US corn futures on the Chicago Board of Trade closed lower on Tuesday, pressured by a sell-off in the crude oil market and a firmer dollar, traders said. The weakness in crude overshadowed concerns about the slow pace of US corn planting and emergence, especially after heavy weekend storms and a drop in temperatures in the Midwest.
"The emergence has been very slow, and that's part of the issue here. So you're seeing good support on any breaks," said Jack Scoville, an analyst with the Price Futures Group in Chicago. CBOT July corn fell 1-3/4 cents to close at $5.98 per bushel, with new-crop December down 1-3/4 at $6.25-1/2. Funds sold 2,000 contracts, traders said.

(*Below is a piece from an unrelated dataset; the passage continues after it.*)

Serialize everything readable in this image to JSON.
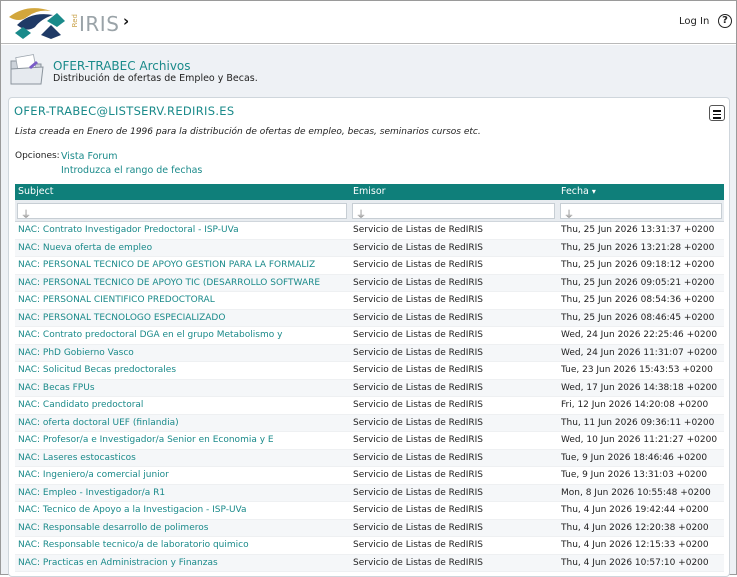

Volume was relatively light at an estimated 138,467 futures and 45,172 options. After the close, USDA said the US corn crop was 88 percent planted, behind the five-year average of 94 percent, and within trade expectations for 85 to 90 percent. USDA said only 52 percent of the US corn crop had emerged by Sunday, near trade expectations but well below the five-year average of 76 percent.
USDA said 38.637 million bushels of US corn were inspected for export in the latest week, above estimates for 31-37 million. USDA late Tuesday said it would open more than 24 million Conservation Reserve Program acres to haying/foraging to help the cattle industry cope with high feed costs. Mexico will eliminate import tariffs on white and yellow corn, wheat, rice, sorghum and soya paste, Mexican President Felipe Calderon said over the weekend.
Rains and cool temperatures in the US Midwest have slowed planting and emergence. Heavy rains pounded parts of the Midwest-the western Midwest and Illinois were hit hard with the heavy rains, a DTN Meteorlogix forecaster said. The Midwest will be cool again this week, warming up by the weekend.
US Midwest spot basis bids for corn were steady to firm, with farmer sales quiet as they focus on planting, dealers said. The supplement to CFTC's weekly reports on Friday showed large speculators expanded their net long position in corn to 185,388 contracts in the week ended May 20, up 5,000 lots.
Worries of tight supplies, record high crude oil and strong demand for biofuel will keep fundamentals intact for corn in 2008, Dutch bank Rabobank said. Turkey bought 140,000 tonnes of corn (maize) in a tender; origins said to be Canada, Ukraine, Argentina. CBOT July oats closed 8-1/2 cents higher at $3.94 per bushel, with back months up 1 to 8-1/2 cents. Oats volume was estimated at 1,643 contracts.